Monday, November 26, 2012

I Read Books And Such

Tucson Weather Today


I ran headfirst into the description of a novel (Kindle Edition) titled Gilead. It was written by Marilynne Robinson. a novelist I had never heard of until now. In the Kindle Store I read a bit from it in the Look Inside section that Amazon provides for those of us who need some assurance that what we buy in the way of books, if not clear and direct writing, is at least understandable and not one of those symbolic flights of fancy composed by some self-important intellectual who commands attention to imaginative  fairy tale emotional ramblings.

From the brief sample provided, Gilead seems to be eminently understandable, and although I hesitate to spend the $9.99 asking price, I am pretty sure I will do so, eventually if not immediately. But I have often found that if I do not do it at once, I put it off and put it off until I have lost interest, or some other arising pursuit has dampened the existing urgency. I have missed many opportunities by hesitancy to part with that which is, in overall reality, merely a pittance.

The story of Gilead is the story of a 76 year old preacher who is also the son of a preacher and is writing a series of letters to his seven year old son. And that's enough about the story. But below is a single paragraph excerpted from it.

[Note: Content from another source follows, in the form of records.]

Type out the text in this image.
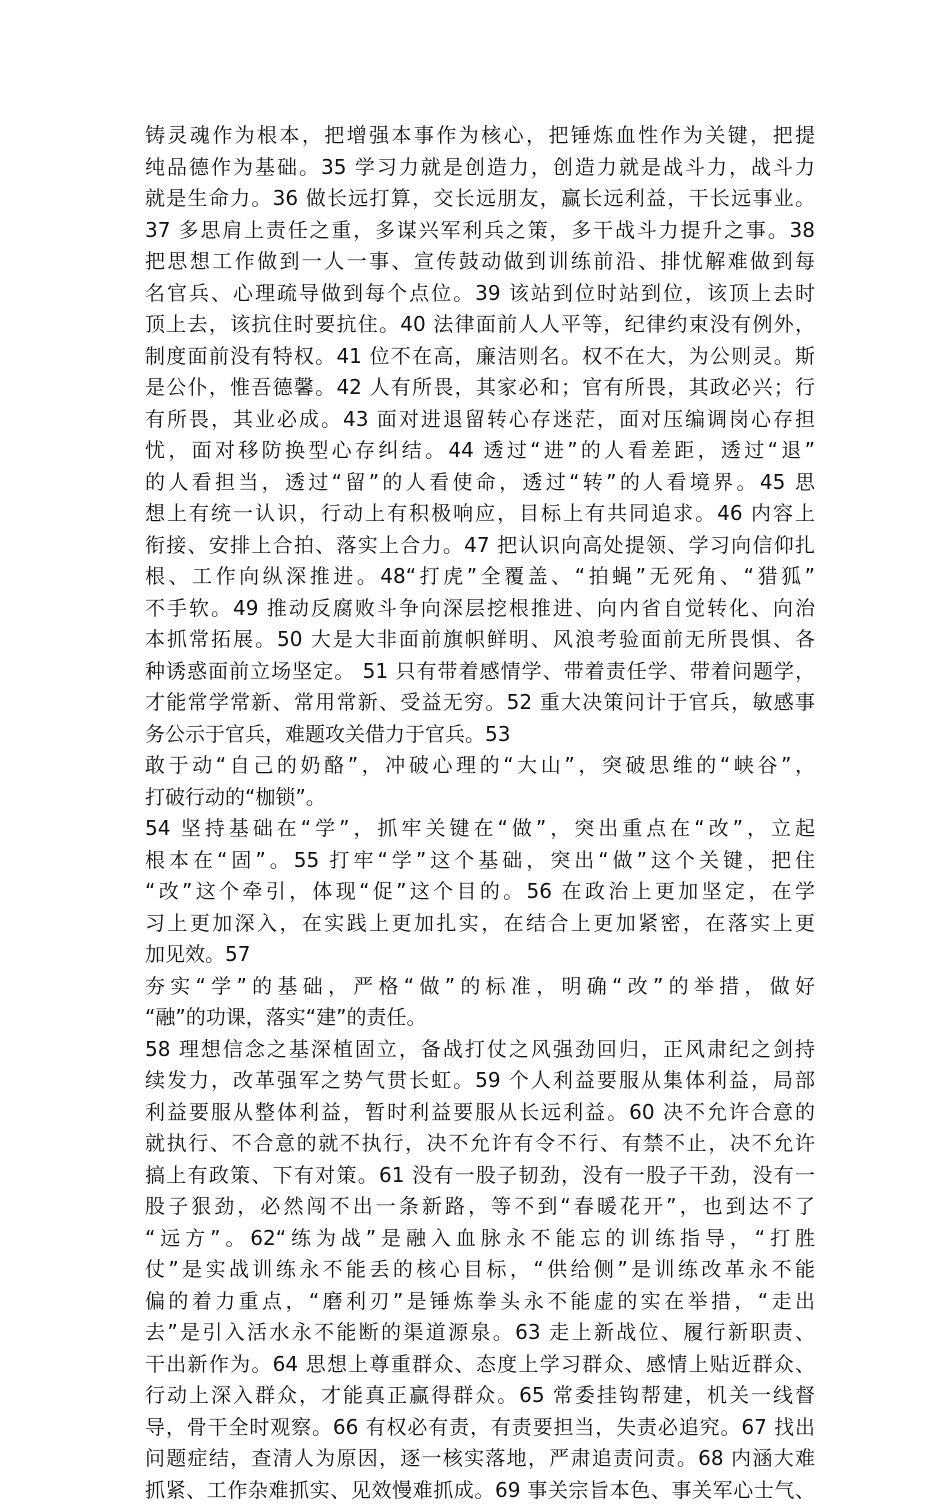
铸灵魂作为根本，把增强本事作为核心，把锤炼血性作为关键，把提
纯品德作为基础。35 学习力就是创造力，创造力就是战斗力，战斗力
就是生命力。36 做长远打算，交长远朋友，赢长远利益，干长远事业。
37 多思肩上责任之重，多谋兴军利兵之策，多干战斗力提升之事。38
把思想工作做到一人一事、宣传鼓动做到训练前沿、排忧解难做到每
名官兵、心理疏导做到每个点位。39 该站到位时站到位，该顶上去时
顶上去，该抗住时要抗住。40 法律面前人人平等，纪律约束没有例外，
制度面前没有特权。41 位不在高，廉洁则名。权不在大，为公则灵。斯
是公仆，惟吾德馨。42 人有所畏，其家必和；官有所畏，其政必兴；行
有所畏，其业必成。43 面对进退留转心存迷茫，面对压编调岗心存担
忧，面对移防换型心存纠结。44 透过“进”的人看差距，透过“退”
的人看担当，透过“留”的人看使命，透过“转”的人看境界。45 思
想上有统一认识，行动上有积极响应，目标上有共同追求。46 内容上
衔接、安排上合拍、落实上合力。47 把认识向高处提领、学习向信仰扎
根、工作向纵深推进。48“打虎”全覆盖、“拍蝇”无死角、“猎狐”
不手软。49 推动反腐败斗争向深层挖根推进、向内省自觉转化、向治
本抓常拓展。50 大是大非面前旗帜鲜明、风浪考验面前无所畏惧、各
种诱惑面前立场坚定。 51 只有带着感情学、带着责任学、带着问题学，
才能常学常新、常用常新、受益无穷。52 重大决策问计于官兵，敏感事
务公示于官兵，难题攻关借力于官兵。53
敢于动“自己的奶酪”，冲破心理的“大山”，突破思维的“峡谷”，
打破行动的“枷锁”。
54 坚持基础在“学”，抓牢关键在“做”，突出重点在“改”，立起
根本在“固”。55 打牢“学”这个基础，突出“做”这个关键，把住
“改”这个牵引，体现“促”这个目的。56 在政治上更加坚定，在学
习上更加深入，在实践上更加扎实，在结合上更加紧密，在落实上更
加见效。57
夯实“学”的基础，严格“做”的标准，明确“改”的举措，做好
“融”的功课，落实“建”的责任。
58 理想信念之基深植固立，备战打仗之风强劲回归，正风肃纪之剑持
续发力，改革强军之势气贯长虹。59 个人利益要服从集体利益，局部
利益要服从整体利益，暂时利益要服从长远利益。60 决不允许合意的
就执行、不合意的就不执行，决不允许有令不行、有禁不止，决不允许
搞上有政策、下有对策。61 没有一股子韧劲，没有一股子干劲，没有一
股子狠劲，必然闯不出一条新路，等不到“春暖花开”，也到达不了
“远方”。62“练为战”是融入血脉永不能忘的训练指导，“打胜
仗”是实战训练永不能丢的核心目标，“供给侧”是训练改革永不能
偏的着力重点，“磨利刃”是锤炼拳头永不能虚的实在举措，“走出
去”是引入活水永不能断的渠道源泉。63 走上新战位、履行新职责、
干出新作为。64 思想上尊重群众、态度上学习群众、感情上贴近群众、
行动上深入群众，才能真正赢得群众。65 常委挂钩帮建，机关一线督
导，骨干全时观察。66 有权必有责，有责要担当，失责必追究。67 找出
问题症结，查清人为原因，逐一核实落地，严肃追责问责。68 内涵大难
抓紧、工作杂难抓实、见效慢难抓成。69 事关宗旨本色、事关军心士气、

I saw a bubble float past my window, fat and wobbly and ripening toward that dragonfly blue they turn just before they burst. So I looked down at the yard and there you were, you and your mother, blowing bubbles at the cat, such a barrage of them that the poor beast was beside herself at the glut of opportunity. She was actually leaping in the air, our insouciant Soapy! Some of the bubbles drifted up through the branches, even above the trees. You two were too intent on the cat to see the celestial consequences of your worldly endeavors. They were very lovely. Your mother is wearing her blue dress and you are wearing your red shirt and you were kneeling on the ground together with Soapy between and that effulgence of bubbles rising, and so much laughter. Ah, this life, this world.

Hm. I will probably buy the book.



effulgence [ih-fuhl-juhns]
a brilliant radiance; a shining forth.



Rich Little
Birthday: November 26, 1938
Age: 74 years old

Richard Caruthers "Rich" Little is a Canadian-American impressionist and voice actor. He has been known nicknamed "The Man of a Thousand Voices" (a title also bestowed upon voice actor Mel Blanc).

Born: November 26, 1939
Age: 73 years old
Anna Mae Bullock, better known by her stage name Tina Turner, is an American singer whose career has spanned more than half a century, earning her widespread recognition and numerous awards. Turner started out her music career in the mid-1950s as a featured singer with Ike Turner's Kings of Rhythm, first recording in 1958 under the name Little Ann with the song, "Box Top". Her introduction to the public as Tina Turner began in the early 1960s with Ike as a member of the Ike & Tina Turner Revue. Success followed with a string of notable hits including "River Deep – Mountain High" (1966) and "Proud Mary" (1971).

Born: November 26, 1922
Died: February 12, 2000

Charles Monroe Schulz, nicknamed Sparky, was an American cartoonist, whose comic strip Peanuts proved one of the most popular and influential in the history of the medium and is still widely reprinted on a daily basis.

Born November 26, 1933
Died: October 30, 2007

Robert Gerard Goulet was a Canadian-American singer and actor. He is probably best known for originating the role of Lancelot in the 1960 Broadway musical Camelot and his numerous appearances in Las Vegas.


"I began what amounted to an effort to reeducate myself. After all those years of school, I felt there was little I knew that I could trust, and I did not want my books to be one more tributary to the sea of nonsense that really is what most conventional wisdom amounts to."
--Marilynne Robinson


  1. Dear Clear and Direct Gene,

    Please, might you offer me the name of an of an author who specializes in creating symbolic flights of fancy composed by some self-important intellectual who commands attention to imaginative fairy tale emotional ramblings?

    I'm chuckling.

    Thanks for the entertainment.


    1. If hard pressed I am sure I could come up with a name for such an author, but since you are chuckling it seems to me that I am merely being gently goaded. Surely an author such as described exists somewhere or somewhen, even if that be within my imagination only. Perhaps as the apotheosis of the type of writing I hold dear but am ever unable to intellectually understand and therefore must criticize.

      Suppose that's it?

  2. No, good friend, I wasn't goading you. I've come to appreciate your outlook on life, as you express it, even when you tickle my funny bone. And Gene, you "intellectually" understand as much as anyone I know. So, I'll give you my example of a writer whose one flight of fancy -- so admired by many a putative expert -- I consider to be absolute nonsense. James Joyce, whose Dubliners as clear and direct as Chekov's work, wrote a thick and incomprehensible weighty tome of a doorstop with Ulysses.